Pregnancy, whether the result of a frivolous wish, or of an illicit sexual
relationship was a subject that made the Grimms uncomfortable. (7)
When a tale was available in several versions, the Grimms invariably
preferred one that camouflaged incestuous desires and Oedipal
entanglements. (9) (Like the girl without hands, where) the original
introduction detailing the father’s offences was deleted from the tale and
replaced by the less sensational account of a pact with the devil. (10)
But lurid portrayals of child abuse, starvation, and exposure, like fastidious
descriptions of cruel punishments, on the whole escaped censorship. (10-
11)
Wilhelm Grimm saw to it that the story (Rapunzel) was rewritten along
lines that would meet with both critics’ approval. Jacob Grimm may have
responded to criticism by asserting that the collection had never been
intended for young audiences, but his brother was prepared to delete or
, revise tales deemed unsuitable for children. (18)
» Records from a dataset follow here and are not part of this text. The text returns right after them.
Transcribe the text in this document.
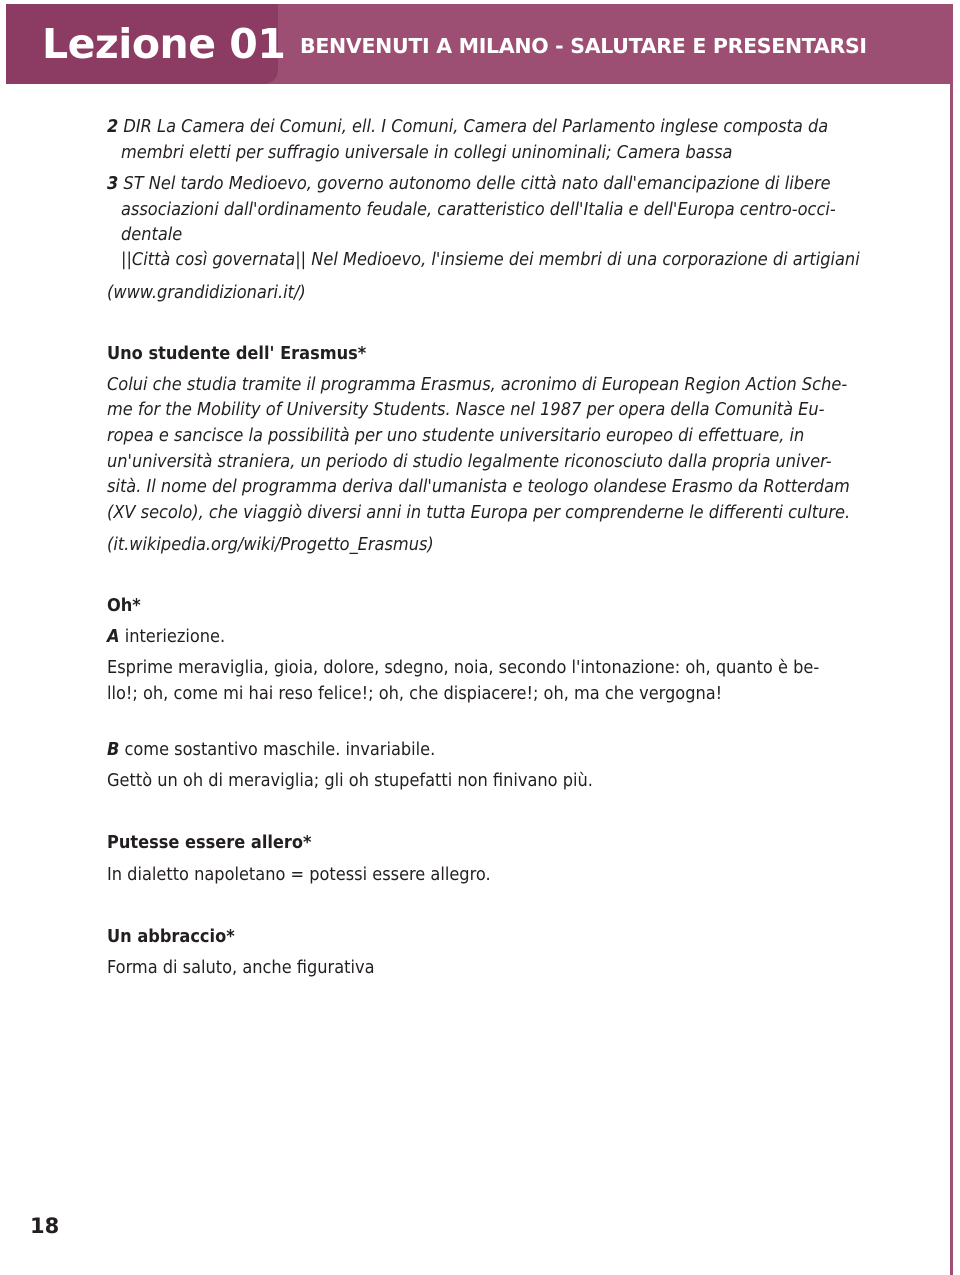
Lezione 01 BENVENUTI A MILANO - SALUTARE E PRESENTARSI
2 DIR La Camera dei Comuni, ell. I Comuni, Camera del Parlamento inglese composta da
membri eletti per suffragio universale in collegi uninominali; Camera bassa
3 ST Nel tardo Medioevo, governo autonomo delle città nato dall'emancipazione di libere
associazioni dall'ordinamento feudale, caratteristico dell'Italia e dell'Europa centro-occi-
dentale
||Città così governata|| Nel Medioevo, l'insieme dei membri di una corporazione di artigiani
(www.grandidizionari.it/)
Uno studente dell' Erasmus*
Colui che studia tramite il programma Erasmus, acronimo di European Region Action Sche-
me for the Mobility of University Students. Nasce nel 1987 per opera della Comunità Eu-
ropea e sancisce la possibilità per uno studente universitario europeo di effettuare, in
un'università straniera, un periodo di studio legalmente riconosciuto dalla propria univer-
sità. Il nome del programma deriva dall'umanista e teologo olandese Erasmo da Rotterdam
(XV secolo), che viaggiò diversi anni in tutta Europa per comprenderne le differenti culture.
(it.wikipedia.org/wiki/Progetto_Erasmus)
Oh*
A interiezione.
Esprime meraviglia, gioia, dolore, sdegno, noia, secondo l'intonazione: oh, quanto è be-
llo!; oh, come mi hai reso felice!; oh, che dispiacere!; oh, ma che vergogna!
B come sostantivo maschile. invariabile.
Gettò un oh di meraviglia; gli oh stupefatti non finivano più.
Putesse essere allero*
In dialetto napoletano = potessi essere allegro.
Un abbraccio*
Forma di saluto, anche figurativa
18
Wilhelm Grimm, eager to find a wider audience, set to work making the
appropriate changes. (19)
Eliminating references to unwanted pregnancies, introducing marriage
before displaying the marriage bed, and explicitly condemning deviant
behavior must have gone a long way toward silencing critics and
appeasing parental objections to the first edition of the Nursery and
Household tales. It clearly made good commercial sense to move along
those lines. (20)
The more Hansel, Gretel, Cinderella, and Snow White are victimized by the
powers of evil, the more sympathy they elicit and the more captivating
they are for children. Wilhelm Grimm’s editing procedures here again
succeeded in making the Nursery and Household Tales more rather than
less attractive to young audiences (21).
For the Grimms, the process of recasting folktales unfolded in three
stages. First, as audience or addressees, they influenced the telling of a
tale simply by their physical presence. Their social standing, age, sexual
identity, and body language worked in concert on their informants. (25)
They were, furthermore, never able to capture anything other than the
verbal dimension of a performance. Intonation, gesture, facial expression,
along with all the other vital components of a live performance, escaped
their recording efforts.
In a second, even more fundamental fashion, the Grimms altered the
texture of the tales narrated to them. Like the early collectors of folktales,
particularly those working before the age of the portable tape recorder,
they could not resist the temptation to improve on what they heard, to
render readable what might be pleasing to the ear alone. (26)
The Grimms seized nearly every available opportunity to emphasize the
virtue of hard work and made a point of correlating diligence with beauty
and desirability wherever possible.
Rather than allowing the various figures of the tale to reveal their traits
through their actions (this is one of the hallmarks of a folktale), Wilhelm
Grimm felt obliged to stamp the tale’s actors with his own character
judgments and thus shaped his readers’ views of them (30)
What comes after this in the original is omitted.